The DSM-5 introduced a paradigm shift concerning addictive disorders by including gambling disorder, a non-substance-related disorder, in the Substance-Related and Addictive Disorders section. The inclusion of gambling disorder in this section of the DSM-5 opened the door for research of other non-substance-related disorders such as problematic Internet usage.
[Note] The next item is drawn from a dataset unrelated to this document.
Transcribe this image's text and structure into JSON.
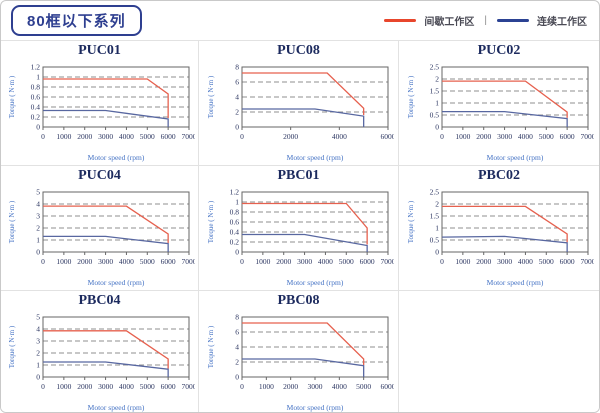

With the proliferation of the Internet into almost every aspect of our lives, there is a need to study the potential addictiveness and the risk factors associated with this technological phenomenon. This study used a validated problematic Internet usage instrument, the Problematic Internet Use Questionnaire, to evaluate the correlation between problematic Internet usage and multiple at risk variables that could contribute to problematic Internet usage. These variables included worry, social anxiety, sensation seeking, neuroticism, and endorsement of self-medication. I hypothesized that problematic Internet usage scores on the Problematic Internet Use Questionnaire would be higher for individuals endorsing higher scores on the at risk variables mentioned above (worry, social anxiety, sensation seeking, neuroticism, and endorsement of self-medication). To examine this hypothesis, a forced entry multiple regression analysis was conducted to assess the simultaneous effects of worry, social anxiety, sensation seeking, neuroticism, and self-medication on problematic Internet usage while also controlling for age and gender. All measured variables (age, gender, neuroticism, social anxiety, worry, sensation seeking, and endorsement of self-medication) except gender contributed toward problematic Internet usage. Neuroticism had the highest correlation with problematic Internet usage (r = .40, p, < .001), and it was the best single predictor (beta = .35, p = < .01) of problematic Internet usage among all other predictor variables (social anxiety, worry, sensation seeking, and self-medication). The study included a sample of 206 Internet users from North America (128 females and 78 males) with an age range from 16 to 68 years. The mean age of the participants was 35 years with a SD +/- 11 years.